Ma la verifica è esattamente, come dicevamo sopra, quello che non si vuole fare. E qui arriviamo alla “morale della favola”. La gestione mediatica e politica del caso, infatti, giocando sull’ambiguità delle vicende personali di Khelif e Lin e demonizzando chiunque osi fare delle domande, indirizza l’opinione pubblica a credere che il confine tra maschile e femminile sia labile, non definibile con chiarezza. E che è importante soprattutto quello che uno sente di essere.

È un messaggio che passa così in un modo più efficace rispetto all’ammissione di un transgender alle competizioni femminili, perché questo, malgrado tutto, genera ancora un po’ di resistenza. Tanto è vero che il CIO aveva aperto ai transgender (anche senza bisogno di intervento chirurgico) già nel 2016, ma ancora se ne discute. Il trans, anche nell’immaginario collettivo, resta pur sempre un uomo (o una donna se ha fatto la transizione opposta) anche se si è sottoposto a intervento chirurgico e bombardamento ormonale.

Khelif e Lin invece no: possono esibire un certificato di nascita che le identifica come donne; e un giorno magari scopriremo che lo sono davvero a tutti gli effetti e che avevano diritto a competere in tornei femminili, malgrado il loro aspetto androgino.
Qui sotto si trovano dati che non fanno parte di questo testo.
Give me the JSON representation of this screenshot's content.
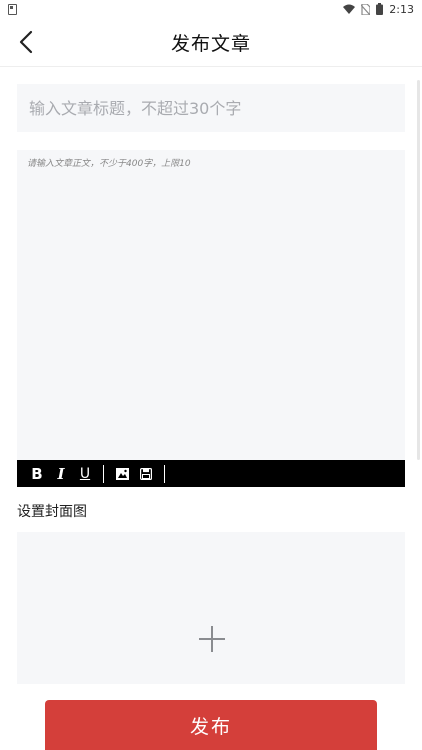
{
  "status_bar": {
    "time": "2:13",
    "icons": [
      "sim-card-icon",
      "wifi-icon",
      "no-sim-icon",
      "battery-icon"
    ]
  },
  "header": {
    "title": "发布文章",
    "back_icon": "chevron-left-icon"
  },
  "title_input": {
    "value": "",
    "placeholder": "输入文章标题，不超过30个字"
  },
  "body_editor": {
    "placeholder": "请输入文章正文，不少于400字，上限10"
  },
  "toolbar": {
    "bold": "B",
    "italic": "I",
    "underline": "U",
    "icons": [
      "image-icon",
      "save-icon"
    ]
  },
  "cover": {
    "label": "设置封面图",
    "add_icon": "plus-icon"
  },
  "publish_button": {
    "label": "发布",
    "color": "#d43f3a"
  },
  "colors": {
    "field_background": "#f6f7f9",
    "toolbar_background": "#000000",
    "placeholder": "#a9abb0"
  }
}
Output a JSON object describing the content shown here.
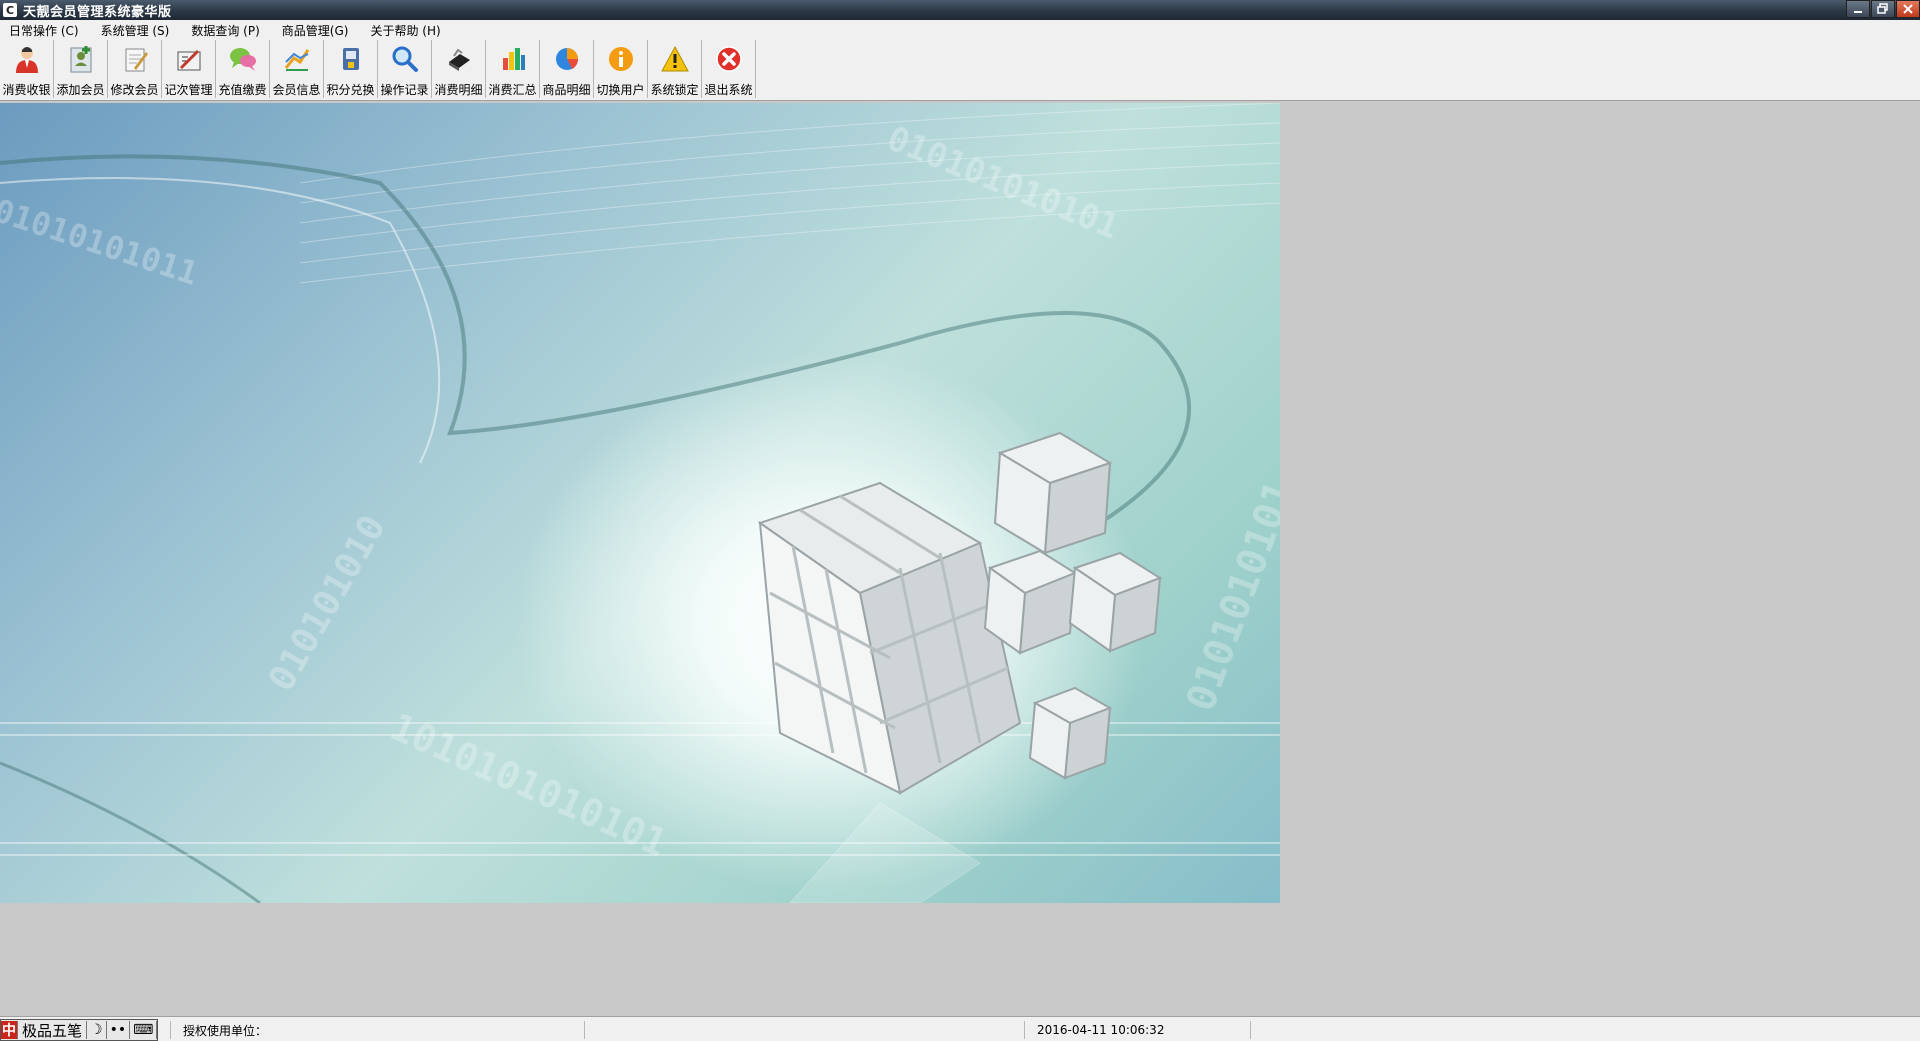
{
  "window": {
    "title": "天靓会员管理系统豪华版",
    "buttons": [
      "minimize",
      "restore",
      "close"
    ]
  },
  "menu": [
    {
      "label": "日常操作 (C)"
    },
    {
      "label": "系统管理 (S)"
    },
    {
      "label": "数据查询 (P)"
    },
    {
      "label": "商品管理(G)"
    },
    {
      "label": "关于帮助 (H)"
    }
  ],
  "toolbar": [
    {
      "label": "消费收银",
      "icon": "cashier-person-icon"
    },
    {
      "label": "添加会员",
      "icon": "add-member-icon"
    },
    {
      "label": "修改会员",
      "icon": "edit-member-icon"
    },
    {
      "label": "记次管理",
      "icon": "count-manage-icon"
    },
    {
      "label": "充值缴费",
      "icon": "recharge-chat-icon"
    },
    {
      "label": "会员信息",
      "icon": "member-info-icon"
    },
    {
      "label": "积分兑换",
      "icon": "points-exchange-icon"
    },
    {
      "label": "操作记录",
      "icon": "magnifier-icon"
    },
    {
      "label": "消费明细",
      "icon": "consumption-detail-icon"
    },
    {
      "label": "消费汇总",
      "icon": "bar-chart-icon"
    },
    {
      "label": "商品明细",
      "icon": "pie-chart-icon"
    },
    {
      "label": "切换用户",
      "icon": "info-icon"
    },
    {
      "label": "系统锁定",
      "icon": "warning-icon"
    },
    {
      "label": "退出系统",
      "icon": "exit-icon"
    }
  ],
  "ime": {
    "logo": "中",
    "name": "极品五笔",
    "moon": "☽",
    "dots": "••",
    "keyboard": "⌨"
  },
  "status": {
    "license_label": "授权使用单位：",
    "datetime": "2016-04-11 10:06:32"
  },
  "colors": {
    "titlebar": "#2c3846",
    "menu_bg": "#f0f0f0",
    "workspace_bg": "#c8c8c8",
    "banner_teal": "#9fd1cb",
    "banner_blue": "#6b9bbf"
  }
}
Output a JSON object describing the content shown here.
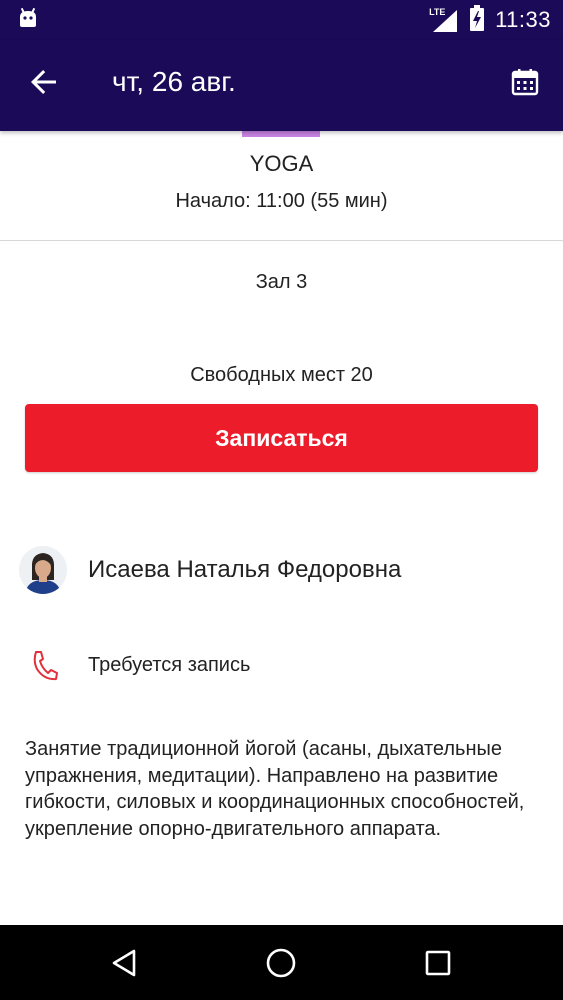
{
  "status_bar": {
    "time": "11:33",
    "network_label": "LTE",
    "left_icon": "android-debug-icon",
    "right_icons": [
      "lte-signal-icon",
      "battery-charging-icon"
    ]
  },
  "app_bar": {
    "title": "чт, 26 авг.",
    "back_icon": "arrow-back-icon",
    "calendar_icon": "calendar-icon",
    "background_color": "#1a0a57"
  },
  "session": {
    "accent_color": "#c984e5",
    "name": "YOGA",
    "start": "Начало: 11:00 (55 мин)",
    "hall": "Зал 3",
    "free_seats": "Свободных мест 20"
  },
  "signup_button": {
    "label": "Записаться",
    "color": "#ed1c2b"
  },
  "trainer": {
    "name": "Исаева Наталья Федоровна",
    "avatar_icon": "trainer-photo"
  },
  "booking": {
    "icon": "phone-icon",
    "text": "Требуется запись",
    "icon_color": "#e0303b"
  },
  "description": "Занятие традиционной йогой (асаны, дыхательные упражнения, медитации). Направлено на развитие гибкости, силовых и координационных способностей, укрепление опорно-двигательного аппарата.",
  "nav_bar": {
    "icons": [
      "nav-back-icon",
      "nav-home-icon",
      "nav-recents-icon"
    ]
  }
}
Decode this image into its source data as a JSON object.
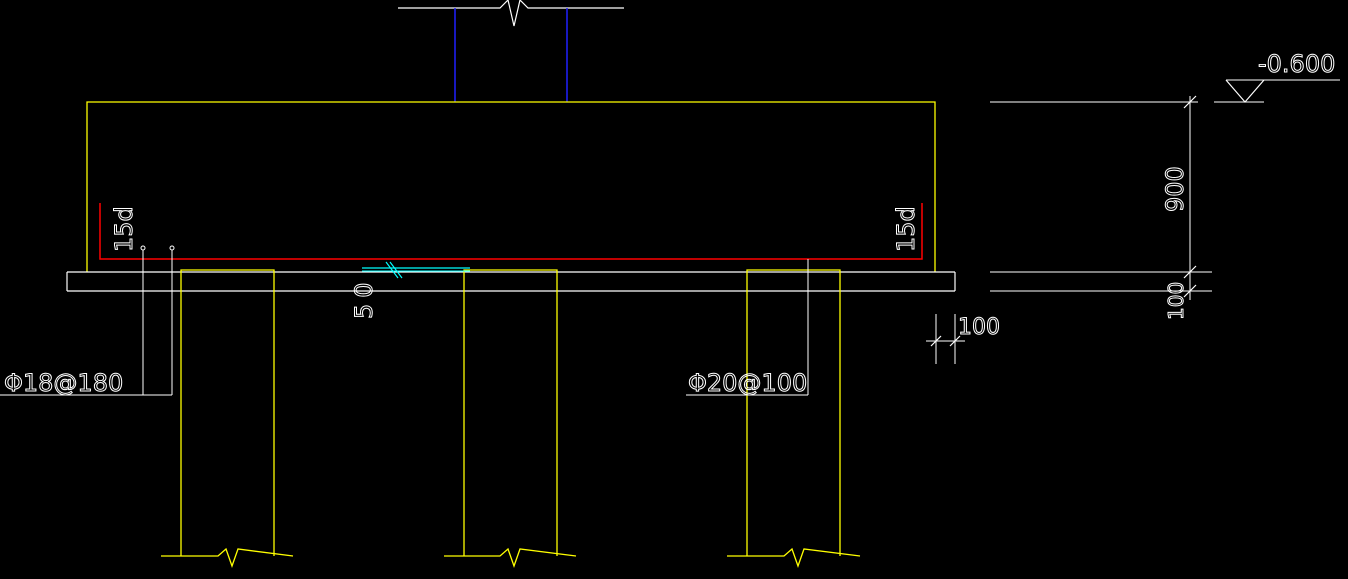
{
  "drawing": {
    "elevation_label": "-0.600",
    "dimensions": {
      "cap_thickness": "900",
      "cushion_thickness": "100",
      "cushion_extension": "100",
      "pile_embedment": "50"
    },
    "hook_labels": {
      "left": "15d",
      "right": "15d"
    },
    "rebar_labels": {
      "secondary": "Φ18@180",
      "main": "Φ20@100"
    },
    "colors": {
      "background": "#000000",
      "concrete_outline": "#ffff00",
      "rebar": "#ff0000",
      "column": "#0000ff",
      "cushion_top": "#8080ff",
      "annotation": "#ffffff",
      "break_symbol": "#00ffff"
    }
  }
}
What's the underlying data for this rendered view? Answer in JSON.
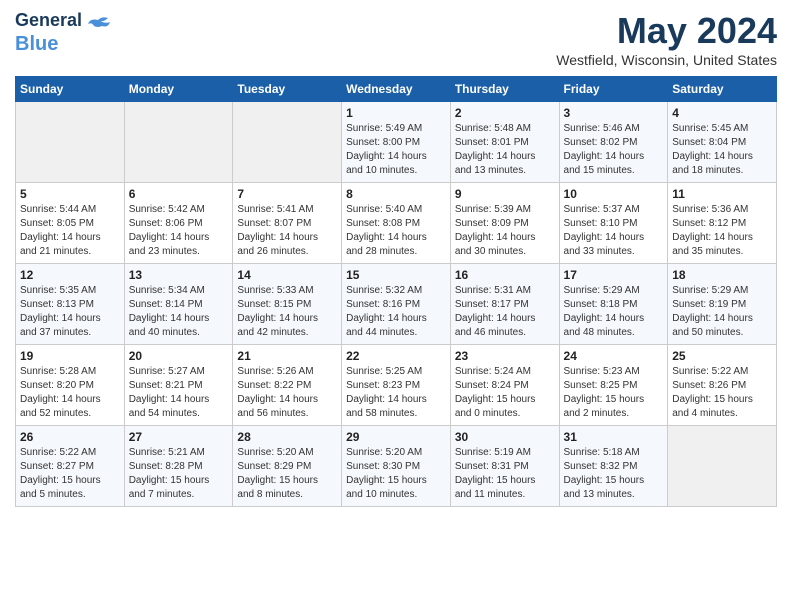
{
  "header": {
    "logo_line1": "General",
    "logo_line2": "Blue",
    "month_title": "May 2024",
    "location": "Westfield, Wisconsin, United States"
  },
  "weekdays": [
    "Sunday",
    "Monday",
    "Tuesday",
    "Wednesday",
    "Thursday",
    "Friday",
    "Saturday"
  ],
  "weeks": [
    [
      {
        "day": "",
        "info": ""
      },
      {
        "day": "",
        "info": ""
      },
      {
        "day": "",
        "info": ""
      },
      {
        "day": "1",
        "info": "Sunrise: 5:49 AM\nSunset: 8:00 PM\nDaylight: 14 hours\nand 10 minutes."
      },
      {
        "day": "2",
        "info": "Sunrise: 5:48 AM\nSunset: 8:01 PM\nDaylight: 14 hours\nand 13 minutes."
      },
      {
        "day": "3",
        "info": "Sunrise: 5:46 AM\nSunset: 8:02 PM\nDaylight: 14 hours\nand 15 minutes."
      },
      {
        "day": "4",
        "info": "Sunrise: 5:45 AM\nSunset: 8:04 PM\nDaylight: 14 hours\nand 18 minutes."
      }
    ],
    [
      {
        "day": "5",
        "info": "Sunrise: 5:44 AM\nSunset: 8:05 PM\nDaylight: 14 hours\nand 21 minutes."
      },
      {
        "day": "6",
        "info": "Sunrise: 5:42 AM\nSunset: 8:06 PM\nDaylight: 14 hours\nand 23 minutes."
      },
      {
        "day": "7",
        "info": "Sunrise: 5:41 AM\nSunset: 8:07 PM\nDaylight: 14 hours\nand 26 minutes."
      },
      {
        "day": "8",
        "info": "Sunrise: 5:40 AM\nSunset: 8:08 PM\nDaylight: 14 hours\nand 28 minutes."
      },
      {
        "day": "9",
        "info": "Sunrise: 5:39 AM\nSunset: 8:09 PM\nDaylight: 14 hours\nand 30 minutes."
      },
      {
        "day": "10",
        "info": "Sunrise: 5:37 AM\nSunset: 8:10 PM\nDaylight: 14 hours\nand 33 minutes."
      },
      {
        "day": "11",
        "info": "Sunrise: 5:36 AM\nSunset: 8:12 PM\nDaylight: 14 hours\nand 35 minutes."
      }
    ],
    [
      {
        "day": "12",
        "info": "Sunrise: 5:35 AM\nSunset: 8:13 PM\nDaylight: 14 hours\nand 37 minutes."
      },
      {
        "day": "13",
        "info": "Sunrise: 5:34 AM\nSunset: 8:14 PM\nDaylight: 14 hours\nand 40 minutes."
      },
      {
        "day": "14",
        "info": "Sunrise: 5:33 AM\nSunset: 8:15 PM\nDaylight: 14 hours\nand 42 minutes."
      },
      {
        "day": "15",
        "info": "Sunrise: 5:32 AM\nSunset: 8:16 PM\nDaylight: 14 hours\nand 44 minutes."
      },
      {
        "day": "16",
        "info": "Sunrise: 5:31 AM\nSunset: 8:17 PM\nDaylight: 14 hours\nand 46 minutes."
      },
      {
        "day": "17",
        "info": "Sunrise: 5:29 AM\nSunset: 8:18 PM\nDaylight: 14 hours\nand 48 minutes."
      },
      {
        "day": "18",
        "info": "Sunrise: 5:29 AM\nSunset: 8:19 PM\nDaylight: 14 hours\nand 50 minutes."
      }
    ],
    [
      {
        "day": "19",
        "info": "Sunrise: 5:28 AM\nSunset: 8:20 PM\nDaylight: 14 hours\nand 52 minutes."
      },
      {
        "day": "20",
        "info": "Sunrise: 5:27 AM\nSunset: 8:21 PM\nDaylight: 14 hours\nand 54 minutes."
      },
      {
        "day": "21",
        "info": "Sunrise: 5:26 AM\nSunset: 8:22 PM\nDaylight: 14 hours\nand 56 minutes."
      },
      {
        "day": "22",
        "info": "Sunrise: 5:25 AM\nSunset: 8:23 PM\nDaylight: 14 hours\nand 58 minutes."
      },
      {
        "day": "23",
        "info": "Sunrise: 5:24 AM\nSunset: 8:24 PM\nDaylight: 15 hours\nand 0 minutes."
      },
      {
        "day": "24",
        "info": "Sunrise: 5:23 AM\nSunset: 8:25 PM\nDaylight: 15 hours\nand 2 minutes."
      },
      {
        "day": "25",
        "info": "Sunrise: 5:22 AM\nSunset: 8:26 PM\nDaylight: 15 hours\nand 4 minutes."
      }
    ],
    [
      {
        "day": "26",
        "info": "Sunrise: 5:22 AM\nSunset: 8:27 PM\nDaylight: 15 hours\nand 5 minutes."
      },
      {
        "day": "27",
        "info": "Sunrise: 5:21 AM\nSunset: 8:28 PM\nDaylight: 15 hours\nand 7 minutes."
      },
      {
        "day": "28",
        "info": "Sunrise: 5:20 AM\nSunset: 8:29 PM\nDaylight: 15 hours\nand 8 minutes."
      },
      {
        "day": "29",
        "info": "Sunrise: 5:20 AM\nSunset: 8:30 PM\nDaylight: 15 hours\nand 10 minutes."
      },
      {
        "day": "30",
        "info": "Sunrise: 5:19 AM\nSunset: 8:31 PM\nDaylight: 15 hours\nand 11 minutes."
      },
      {
        "day": "31",
        "info": "Sunrise: 5:18 AM\nSunset: 8:32 PM\nDaylight: 15 hours\nand 13 minutes."
      },
      {
        "day": "",
        "info": ""
      }
    ]
  ]
}
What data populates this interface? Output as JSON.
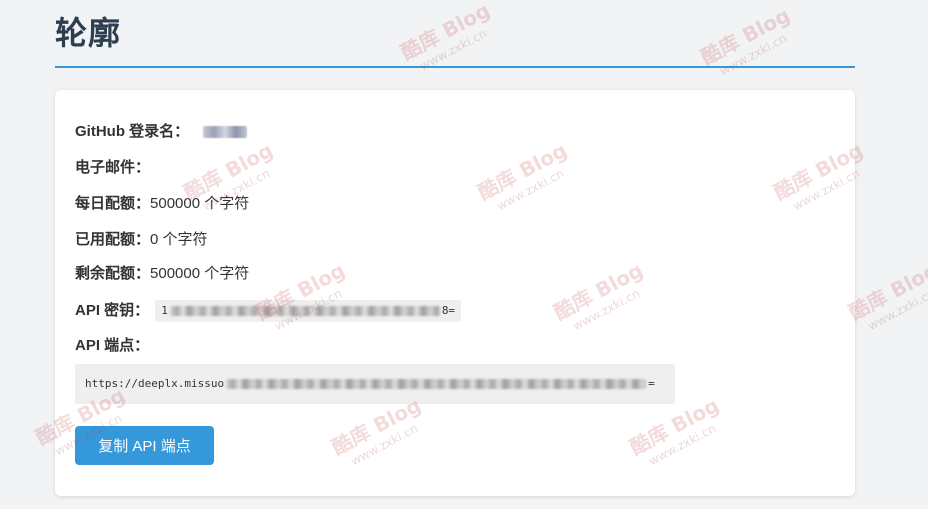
{
  "header": {
    "title": "轮廓"
  },
  "profile": {
    "github_login_label": "GitHub 登录名：",
    "email_label": "电子邮件：",
    "daily_quota_label": "每日配额：",
    "daily_quota_value": "500000 个字符",
    "used_quota_label": "已用配额：",
    "used_quota_value": "0 个字符",
    "remaining_quota_label": "剩余配额：",
    "remaining_quota_value": "500000 个字符",
    "api_key_label": "API 密钥：",
    "api_key_prefix": "1",
    "api_key_suffix": "8=",
    "api_endpoint_label": "API 端点：",
    "api_endpoint_prefix": "https://deeplx.missuo",
    "api_endpoint_suffix": "="
  },
  "actions": {
    "copy_endpoint_label": "复制 API 端点"
  },
  "watermark": {
    "brand": "酷库 Blog",
    "site": "www.zxki.cn"
  },
  "colors": {
    "accent": "#3498db",
    "title": "#2c3e50",
    "background": "#f2f3f5",
    "card": "#ffffff"
  }
}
Ma questo passa in secondo piano rispetto a quel che oggi si vuole dimostrare nascondendo la verità della loro condizione: che il sesso non è un aspetto decisivo, che ognuno è libero di affermare la propria identità sessuale (anzi di genere) senza dover rendere conto a nessuno.

Nell’opera di cambiamento della mentalità comune sull’identità della persona e sul suo significato sta facendo molto più il caso di Khelif e Lin di tanti discorsi sul gender. Lo dimostrano anche le parole chiare di Imane Khelif affidate a un tweet, ripreso con entusiasmo da Cazzullo nel succitato articolo: «Ho dimostrato una cosa semplicissima: Imane è Imane».

P.S: Aggiornamento 9 agosto, h. 13.00: Il nostro amico don Gabriele Mangiarotti ci segnala una notizia che ci era sfuggita: dallo scorso 31 gennaio Imane Khelif è ambasciatore dell'UNICEF (vedi qui), eletta a «modello» per i diritti dell'infanzia. È un tassello significativo che fa comprendere come Khelif sia già parte di un sistema che va ben oltre lo sport. E che quanto accade oggi a Parigi sia meno casuale di quanto si potesse pensare.